Even after the Palmares (just handed out during this posting, and
which I will write about in the next post), I continued to hear
praise for this year’s lineup. This Pollyannish view reached the
point of extreme absurdity in the bar of the Gray d’Albion Hotel
(where I saw best actress winner Jeon Do-yeon, for Lee Chang-dong’s
exceptionally rich and risk-taking drama Secret Sunshine, arrive
triumphantly from her press conference and tearfully hug a proud and
moved Lee) when Dutch critic Peter van Buren claimed this to be the
best Cannes in 25 years, even though he had seen only four films.

Next–the Palmares, good, bad and ugly. Plus, the worthy films.

Cannes Film Festival, Entry 1

I’ve been holed up sick this past week, and just in time, Cinema Scope and Variety critic Robert Koehler–whose excellent posts from BAFICI 2007 we’re still referring to–will begin filing occasional posts from this year’s Cannes Film Festival. –Doug

* * * *


4 Months, 3 Weeks, 2 Days

By Robert Koehler

The 60th anniversary of Cannes was meant to be a celebration, but by the end of day four, there’s been little to shout about. I wasn’t about to assume that Wong Kar-wai’s hopelessly banal opener, My Blueberry Nights, was going to be a precursor of the competition program–it was the opener, after all, and we know what openers are like. But who knew that Wong would have any desire to make a Zalman King film, only without the sex? Wong’s densely textured images, drenched in neon, glassy reflections and nocturnal desire–set in New York, Memphis, the open highway, Reno and Vegas–are the reliable decoration to material that alternately borrowed devices from American plays (Lanford Wilson’s Balm in Gilead came to mind all too often), American road movies (Wenders’ pathetic recent ventures kept coming up) and bad American straight-to-video romances. Norah Jones, looking a bit spooked by the whole affair in her debut film role as a gal who’s lost at the game of love (to borrow some of the film’s astonishingly corny rhetoric), tries to keep up with the mysteriously excited and enthusiastic Jude Law, whose New York cafe owner appears to be caught up in some kind of sweeping tale of love that might be happening just off-screen. It’s surely not happening on screen, as Jones hits the road to discover that love comes in all forms (from Rachel Weisz to David Strathairn to a sexed-up Natalie Portman) and usually ends up in disappointment–except when you come back to New York, and find Jude Law still waiting for you behind the counter. The one pleasant matter that My Blueberry Nights confirms is that Wong is, cinematographically, his own man: Sans Chris Doyle–their once-happy collaboration gone seriously off the tracks during the endless making of 2046–he extracts the same level of dreamy image-making from Darius Khondji as he had from Doyle. The remaining mystery, as best summed up later outside the Palais by Amy Taubin: Why does Norah’s blueberry pie, mixed with melting vanilla ice cream, look like afterbirth?

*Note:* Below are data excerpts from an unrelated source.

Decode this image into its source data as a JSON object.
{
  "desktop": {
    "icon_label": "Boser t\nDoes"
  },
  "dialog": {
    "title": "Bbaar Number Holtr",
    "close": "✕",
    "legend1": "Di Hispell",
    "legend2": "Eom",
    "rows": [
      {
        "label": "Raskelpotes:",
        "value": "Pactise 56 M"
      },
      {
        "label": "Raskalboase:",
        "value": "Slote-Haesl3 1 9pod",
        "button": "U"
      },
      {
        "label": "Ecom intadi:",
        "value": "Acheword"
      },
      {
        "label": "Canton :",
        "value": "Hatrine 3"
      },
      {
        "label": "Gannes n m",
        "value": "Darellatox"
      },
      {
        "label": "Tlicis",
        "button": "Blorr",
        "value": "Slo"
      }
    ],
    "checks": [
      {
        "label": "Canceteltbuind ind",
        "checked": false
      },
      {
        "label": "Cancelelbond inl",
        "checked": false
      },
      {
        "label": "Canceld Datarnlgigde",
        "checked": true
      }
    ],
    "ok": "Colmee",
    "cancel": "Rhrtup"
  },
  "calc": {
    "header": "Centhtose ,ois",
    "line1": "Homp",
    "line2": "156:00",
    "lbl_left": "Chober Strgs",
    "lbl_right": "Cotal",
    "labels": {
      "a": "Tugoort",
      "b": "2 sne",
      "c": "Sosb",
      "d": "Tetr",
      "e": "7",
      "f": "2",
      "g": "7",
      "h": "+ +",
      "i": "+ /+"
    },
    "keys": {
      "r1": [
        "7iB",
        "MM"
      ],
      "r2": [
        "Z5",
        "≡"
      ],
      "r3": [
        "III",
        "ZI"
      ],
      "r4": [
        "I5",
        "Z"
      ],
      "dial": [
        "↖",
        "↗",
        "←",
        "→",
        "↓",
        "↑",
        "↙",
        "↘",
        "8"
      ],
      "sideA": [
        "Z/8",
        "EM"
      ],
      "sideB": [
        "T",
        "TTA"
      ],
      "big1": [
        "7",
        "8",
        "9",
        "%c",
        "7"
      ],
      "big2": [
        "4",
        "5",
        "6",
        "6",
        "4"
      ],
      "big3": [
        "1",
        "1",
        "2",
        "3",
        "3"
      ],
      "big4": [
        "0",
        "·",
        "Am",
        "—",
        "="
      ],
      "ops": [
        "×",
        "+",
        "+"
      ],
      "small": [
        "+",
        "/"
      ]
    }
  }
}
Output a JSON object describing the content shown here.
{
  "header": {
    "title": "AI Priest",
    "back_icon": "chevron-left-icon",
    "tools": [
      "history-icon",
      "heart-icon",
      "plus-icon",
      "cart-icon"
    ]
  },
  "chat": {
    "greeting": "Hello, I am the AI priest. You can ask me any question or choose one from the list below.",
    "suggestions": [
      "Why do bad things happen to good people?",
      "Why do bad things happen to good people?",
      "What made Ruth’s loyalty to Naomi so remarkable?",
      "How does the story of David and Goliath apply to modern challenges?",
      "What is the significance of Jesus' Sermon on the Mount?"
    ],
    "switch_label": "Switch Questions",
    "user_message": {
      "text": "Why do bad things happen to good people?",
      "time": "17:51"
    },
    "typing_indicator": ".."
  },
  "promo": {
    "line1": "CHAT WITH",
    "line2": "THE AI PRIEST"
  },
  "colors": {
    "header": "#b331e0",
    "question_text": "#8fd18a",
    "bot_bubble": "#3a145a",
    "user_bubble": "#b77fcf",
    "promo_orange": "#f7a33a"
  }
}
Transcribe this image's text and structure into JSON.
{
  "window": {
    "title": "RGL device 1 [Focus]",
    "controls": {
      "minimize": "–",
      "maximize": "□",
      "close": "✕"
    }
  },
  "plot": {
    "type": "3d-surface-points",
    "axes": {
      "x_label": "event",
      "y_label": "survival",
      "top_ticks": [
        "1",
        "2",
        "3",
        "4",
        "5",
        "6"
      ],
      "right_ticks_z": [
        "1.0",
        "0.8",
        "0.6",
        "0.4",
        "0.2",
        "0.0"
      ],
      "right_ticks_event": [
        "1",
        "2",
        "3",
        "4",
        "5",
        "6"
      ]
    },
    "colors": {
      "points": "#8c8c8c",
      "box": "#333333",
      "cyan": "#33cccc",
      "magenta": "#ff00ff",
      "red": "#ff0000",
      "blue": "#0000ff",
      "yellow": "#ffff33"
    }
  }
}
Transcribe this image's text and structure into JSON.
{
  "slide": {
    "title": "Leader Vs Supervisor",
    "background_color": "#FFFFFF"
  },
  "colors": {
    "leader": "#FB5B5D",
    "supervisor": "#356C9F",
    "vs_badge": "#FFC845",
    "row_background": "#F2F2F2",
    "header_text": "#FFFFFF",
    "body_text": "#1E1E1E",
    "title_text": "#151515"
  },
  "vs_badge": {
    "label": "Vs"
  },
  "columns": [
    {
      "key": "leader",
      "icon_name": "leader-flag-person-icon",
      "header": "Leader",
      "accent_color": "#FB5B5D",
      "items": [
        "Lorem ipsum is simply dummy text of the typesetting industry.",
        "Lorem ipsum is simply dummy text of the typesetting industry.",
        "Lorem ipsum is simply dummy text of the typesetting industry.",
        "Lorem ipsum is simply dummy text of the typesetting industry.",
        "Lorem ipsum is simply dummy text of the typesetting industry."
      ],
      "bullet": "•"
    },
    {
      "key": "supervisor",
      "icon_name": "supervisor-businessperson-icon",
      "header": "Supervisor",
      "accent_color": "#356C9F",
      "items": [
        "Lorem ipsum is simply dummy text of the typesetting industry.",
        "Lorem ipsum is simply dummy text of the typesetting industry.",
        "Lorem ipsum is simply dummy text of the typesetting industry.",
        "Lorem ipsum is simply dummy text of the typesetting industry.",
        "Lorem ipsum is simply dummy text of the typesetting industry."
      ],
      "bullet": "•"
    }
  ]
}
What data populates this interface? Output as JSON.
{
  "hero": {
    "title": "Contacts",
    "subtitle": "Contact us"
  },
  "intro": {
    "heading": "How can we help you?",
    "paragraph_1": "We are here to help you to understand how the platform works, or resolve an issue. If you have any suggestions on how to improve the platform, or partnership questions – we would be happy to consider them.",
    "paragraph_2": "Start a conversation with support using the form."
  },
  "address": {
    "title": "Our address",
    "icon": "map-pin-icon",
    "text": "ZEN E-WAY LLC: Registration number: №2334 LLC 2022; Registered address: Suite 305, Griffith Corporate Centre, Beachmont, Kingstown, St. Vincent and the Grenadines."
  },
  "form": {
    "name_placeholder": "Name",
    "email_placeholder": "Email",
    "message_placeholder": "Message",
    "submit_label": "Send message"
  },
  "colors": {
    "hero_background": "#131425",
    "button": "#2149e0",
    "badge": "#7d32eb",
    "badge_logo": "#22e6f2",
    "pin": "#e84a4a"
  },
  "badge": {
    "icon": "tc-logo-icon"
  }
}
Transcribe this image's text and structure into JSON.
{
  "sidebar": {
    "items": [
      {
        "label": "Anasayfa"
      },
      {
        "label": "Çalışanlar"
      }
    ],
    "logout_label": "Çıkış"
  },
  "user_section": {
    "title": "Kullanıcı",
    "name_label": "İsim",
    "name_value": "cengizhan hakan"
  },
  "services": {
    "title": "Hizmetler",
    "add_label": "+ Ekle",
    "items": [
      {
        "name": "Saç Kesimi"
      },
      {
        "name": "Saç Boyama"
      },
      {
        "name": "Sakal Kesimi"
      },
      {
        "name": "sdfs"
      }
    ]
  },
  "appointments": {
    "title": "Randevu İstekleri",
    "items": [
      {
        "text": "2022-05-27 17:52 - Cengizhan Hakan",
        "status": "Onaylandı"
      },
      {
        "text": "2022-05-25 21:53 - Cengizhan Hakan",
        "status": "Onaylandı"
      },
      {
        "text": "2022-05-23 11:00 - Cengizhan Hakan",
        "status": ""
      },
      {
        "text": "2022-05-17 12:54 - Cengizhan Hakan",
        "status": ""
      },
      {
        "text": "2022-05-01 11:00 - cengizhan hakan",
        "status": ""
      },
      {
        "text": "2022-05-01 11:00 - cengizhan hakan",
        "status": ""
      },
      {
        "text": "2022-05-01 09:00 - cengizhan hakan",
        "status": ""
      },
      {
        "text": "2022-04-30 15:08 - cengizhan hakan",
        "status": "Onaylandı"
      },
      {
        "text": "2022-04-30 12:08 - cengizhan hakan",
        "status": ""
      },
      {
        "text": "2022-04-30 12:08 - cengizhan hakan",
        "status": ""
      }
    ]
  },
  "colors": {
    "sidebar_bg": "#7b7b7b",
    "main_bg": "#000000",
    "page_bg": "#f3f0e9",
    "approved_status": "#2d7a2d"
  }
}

The Romanians are on the march–witness Cristi Puiu (here in Cannes as part of the Un Certain Regard jury with one of our favorite critics, Kent Jones), or the extraordinary The Paper Will Be Blue (which screened January in the Palm Springs festival) and now, Cristian Mungiu’s 4 Months, 3 Weeks, 2 Days, which follows the ever-worsening prospects of two female students during the final months of the Ceausescu regime. Mungiu constructs scenes in single takes, often with an unexpectedly steady handheld camera positioned Ozu-style at the same level as his characters. This tends to create a barely perceptible (at first) pressure that builds inexorably to an astonishing sequence in which Mungiu’s women (Anamaria Marinca, Laura Vasiliu) are forced into an awful business arrangement with an abortionist (Vlad Vasiliu, in one of the most astonishing supporting performances since R. Lee Ermey in Full Metal Jacket, and equally as fierce). What Mungiu doesn’t provide is a political context: Anticipating Ceausescu’s fall, women who had once been called upon to make babies as their patriotic duty either began to practice some form of birth control or abort as an act of political protest. While Romanian audiences will surely read this background into the scenes, non-Romanians just as surely will not, which is why 4 Months seems in the end to be about nothing more than the events on screen, with no resonance to speak of. Mungiu does show, though, an impressive control of dramatic action inside the frame–which, like almost everything in the competition so far, is in widescreen.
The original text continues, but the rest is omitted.